Nel XVIII secolo le élite ebraiche della società occidentale non ottennero mai la piena uguaglianza con gli altri sudditi; ciò si verificò solo con le rivoluzioni di fine secolo.
“La prima metà del XVIII secolo fu per gli ebrei, in particolare nelle terre dell’Europa centro–orientale, un periodo particolarmente difficile. La Controriforma, altrove trionfalmente vincitrice, non era ancora stata metabolizzata dalle popolazioni polacche e russe. Inoltre, la tragica conclusione della vicenda che vide protagonista lo pseudo-messia Sabbatai Zevi aveva gettato nello sconforto più profondo un po’ tutto il popolo d’Israele, ma in particolare quelle regioni periferiche, ad alta concentrazione ebraico.

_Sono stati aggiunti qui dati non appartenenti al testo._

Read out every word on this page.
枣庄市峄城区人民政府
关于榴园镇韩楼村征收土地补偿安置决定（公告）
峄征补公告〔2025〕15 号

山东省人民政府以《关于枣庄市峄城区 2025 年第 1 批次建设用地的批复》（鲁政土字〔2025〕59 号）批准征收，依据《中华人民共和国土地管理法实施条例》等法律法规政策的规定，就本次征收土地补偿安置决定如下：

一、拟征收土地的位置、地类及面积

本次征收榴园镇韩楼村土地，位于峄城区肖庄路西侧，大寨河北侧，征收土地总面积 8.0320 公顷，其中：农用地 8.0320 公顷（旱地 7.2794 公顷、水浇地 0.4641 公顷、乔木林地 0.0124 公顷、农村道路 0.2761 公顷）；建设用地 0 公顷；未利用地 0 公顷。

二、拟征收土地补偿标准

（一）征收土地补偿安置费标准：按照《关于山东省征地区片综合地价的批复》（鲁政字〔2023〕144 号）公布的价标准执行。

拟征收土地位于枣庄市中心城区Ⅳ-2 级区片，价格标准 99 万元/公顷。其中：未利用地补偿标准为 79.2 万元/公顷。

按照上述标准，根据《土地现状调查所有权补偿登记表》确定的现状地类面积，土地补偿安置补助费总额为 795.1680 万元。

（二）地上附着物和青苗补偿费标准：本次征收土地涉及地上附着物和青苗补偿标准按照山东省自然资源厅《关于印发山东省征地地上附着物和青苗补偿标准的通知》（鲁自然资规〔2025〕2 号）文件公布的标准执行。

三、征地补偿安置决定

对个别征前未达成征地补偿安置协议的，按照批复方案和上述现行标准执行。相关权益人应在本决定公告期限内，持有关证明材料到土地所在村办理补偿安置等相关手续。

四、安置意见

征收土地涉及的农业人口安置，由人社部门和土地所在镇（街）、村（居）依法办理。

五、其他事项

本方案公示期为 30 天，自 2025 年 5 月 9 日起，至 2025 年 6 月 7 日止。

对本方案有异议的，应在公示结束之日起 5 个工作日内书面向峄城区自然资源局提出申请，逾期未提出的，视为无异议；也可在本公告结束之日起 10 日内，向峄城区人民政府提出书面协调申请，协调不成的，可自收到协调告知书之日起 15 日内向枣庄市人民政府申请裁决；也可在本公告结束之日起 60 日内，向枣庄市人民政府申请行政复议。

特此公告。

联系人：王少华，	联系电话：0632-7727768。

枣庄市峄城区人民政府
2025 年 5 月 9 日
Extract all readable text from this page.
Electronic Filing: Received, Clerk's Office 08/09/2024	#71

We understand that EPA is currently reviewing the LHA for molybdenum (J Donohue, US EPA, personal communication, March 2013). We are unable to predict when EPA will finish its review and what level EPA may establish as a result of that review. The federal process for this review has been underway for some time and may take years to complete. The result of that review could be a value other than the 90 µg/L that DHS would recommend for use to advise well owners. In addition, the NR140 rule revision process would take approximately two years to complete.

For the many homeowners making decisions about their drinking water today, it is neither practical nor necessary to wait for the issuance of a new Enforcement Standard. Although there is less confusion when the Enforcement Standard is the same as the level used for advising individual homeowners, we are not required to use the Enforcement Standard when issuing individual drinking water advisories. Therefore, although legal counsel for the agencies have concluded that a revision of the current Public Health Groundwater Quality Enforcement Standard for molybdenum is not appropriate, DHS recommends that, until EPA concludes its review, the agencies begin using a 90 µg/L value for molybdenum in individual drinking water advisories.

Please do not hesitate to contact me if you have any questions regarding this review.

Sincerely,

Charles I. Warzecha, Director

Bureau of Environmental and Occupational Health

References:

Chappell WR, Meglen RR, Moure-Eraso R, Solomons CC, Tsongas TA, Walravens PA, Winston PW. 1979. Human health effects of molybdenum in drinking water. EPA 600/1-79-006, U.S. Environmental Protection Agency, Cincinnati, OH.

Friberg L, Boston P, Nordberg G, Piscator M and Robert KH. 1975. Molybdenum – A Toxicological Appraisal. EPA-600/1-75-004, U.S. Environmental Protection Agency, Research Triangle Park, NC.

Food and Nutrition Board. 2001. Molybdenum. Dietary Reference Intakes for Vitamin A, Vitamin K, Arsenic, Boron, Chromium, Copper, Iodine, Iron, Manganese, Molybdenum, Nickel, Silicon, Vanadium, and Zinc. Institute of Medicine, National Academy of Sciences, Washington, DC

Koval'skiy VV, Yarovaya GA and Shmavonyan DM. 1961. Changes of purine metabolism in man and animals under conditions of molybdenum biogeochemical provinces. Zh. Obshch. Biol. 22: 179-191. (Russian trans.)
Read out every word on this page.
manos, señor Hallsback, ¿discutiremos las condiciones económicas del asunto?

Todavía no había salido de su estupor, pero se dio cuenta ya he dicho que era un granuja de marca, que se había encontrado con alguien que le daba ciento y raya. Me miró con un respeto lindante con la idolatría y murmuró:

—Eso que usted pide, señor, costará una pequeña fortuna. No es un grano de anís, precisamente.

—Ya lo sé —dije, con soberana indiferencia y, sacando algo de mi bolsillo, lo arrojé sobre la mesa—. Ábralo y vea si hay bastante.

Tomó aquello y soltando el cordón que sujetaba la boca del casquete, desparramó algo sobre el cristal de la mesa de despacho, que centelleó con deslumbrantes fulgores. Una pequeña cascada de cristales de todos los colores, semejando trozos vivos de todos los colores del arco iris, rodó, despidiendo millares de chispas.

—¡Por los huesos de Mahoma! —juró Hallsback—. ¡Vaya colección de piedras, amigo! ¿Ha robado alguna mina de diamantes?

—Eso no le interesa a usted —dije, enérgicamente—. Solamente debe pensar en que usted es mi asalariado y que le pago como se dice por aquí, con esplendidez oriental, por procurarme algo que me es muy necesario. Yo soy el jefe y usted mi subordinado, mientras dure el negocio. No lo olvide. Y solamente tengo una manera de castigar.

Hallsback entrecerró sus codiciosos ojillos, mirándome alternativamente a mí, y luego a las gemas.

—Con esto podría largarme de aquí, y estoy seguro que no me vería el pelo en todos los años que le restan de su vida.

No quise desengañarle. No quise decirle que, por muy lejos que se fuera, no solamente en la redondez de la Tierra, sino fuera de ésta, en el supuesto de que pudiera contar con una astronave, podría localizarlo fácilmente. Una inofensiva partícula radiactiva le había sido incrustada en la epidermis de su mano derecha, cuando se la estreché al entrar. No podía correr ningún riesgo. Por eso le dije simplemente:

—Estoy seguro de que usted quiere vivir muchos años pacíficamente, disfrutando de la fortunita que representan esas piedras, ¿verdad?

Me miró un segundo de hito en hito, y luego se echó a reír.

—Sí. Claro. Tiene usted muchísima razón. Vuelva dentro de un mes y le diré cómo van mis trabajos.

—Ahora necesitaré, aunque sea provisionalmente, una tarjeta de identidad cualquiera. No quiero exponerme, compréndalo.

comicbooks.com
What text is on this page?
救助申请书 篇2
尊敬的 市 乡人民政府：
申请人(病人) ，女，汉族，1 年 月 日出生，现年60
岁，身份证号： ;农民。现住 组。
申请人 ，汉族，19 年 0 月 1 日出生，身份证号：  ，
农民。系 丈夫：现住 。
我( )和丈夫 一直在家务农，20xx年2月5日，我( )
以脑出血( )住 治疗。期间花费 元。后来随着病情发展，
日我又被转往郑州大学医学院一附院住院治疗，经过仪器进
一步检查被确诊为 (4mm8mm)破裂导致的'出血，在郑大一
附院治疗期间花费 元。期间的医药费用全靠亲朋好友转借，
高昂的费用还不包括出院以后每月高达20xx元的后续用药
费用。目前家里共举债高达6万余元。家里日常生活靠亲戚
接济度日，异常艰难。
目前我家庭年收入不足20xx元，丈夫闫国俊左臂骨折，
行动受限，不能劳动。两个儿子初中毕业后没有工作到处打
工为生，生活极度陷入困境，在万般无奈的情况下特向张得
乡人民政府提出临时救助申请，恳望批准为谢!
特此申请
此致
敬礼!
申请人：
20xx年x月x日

La reazione a questi fatti fu dapprima un aumento di rigore dottrinario, che divenne particolarmente pesante. D’altra parte, la popolazione ebraica era una frazione consistente della popolazione generale e l’ebraismo, seppure lontanissimo dall’essere maggioritario o anche solo riconosciuto, era una realtà importante che si auto-sosteneva, sia a livello religioso, sia a livello economico. La presenza di piccoli e piccolissimi centri, a volte esclusivamente ebraici, faceva sì che vi fossero delle figure, che oggi chiameremmo predicatori, che svolgevano le funzioni di ministri di culto e docenti itineranti. Queste figure avevano importanti funzioni non solo religiose, e svolgevano anche funzioni diverse, quali il medico, il macellaio rituale, il circoncisore e altro. Nell’opprimente clima di quei tempi questi “ministri” itineranti dovevano essere consapevoli del malessere che serpeggiava nelle comunità ebraiche. Il Baal Shem Tov era uno di questi, e diede una risposta originale al malessere dei tempi.
[…] Il Chassidismo è anche l’incontro di vivacità e fervore spirituali religiosi, caratterizzati anche dalla Kavvanà espressa nella gioia e nella santità delle danze e dei canti, con lo studio metodico e rigoroso. Questi aspetti, l’immediato della gioia, quello dello studio profondo e quello del rigore, vengono vissuti in modo completo ed unitariamente secondo quella semplicità che aveva caratterizzato il Besht, e ciò avveniva sia nella vita quotidiana fatta di lunghi pellegrinaggi con lo scopo di raggruppare o sostenere il maggior numero di ebrei, sia nello studio e nell’insegnamento, casi in cui le cose apparentemente insormontabili risultavano sempre sfociare in una buona occasione per fare di quell’esperienza una tradizione orale il cui insegnamento sprigionava la fede e l’unione con Dio nella consapevolezza del continuo sostegno provvidenziale e messianico vissuto nel cuore di ogni ebreo del tempo e di sempre”.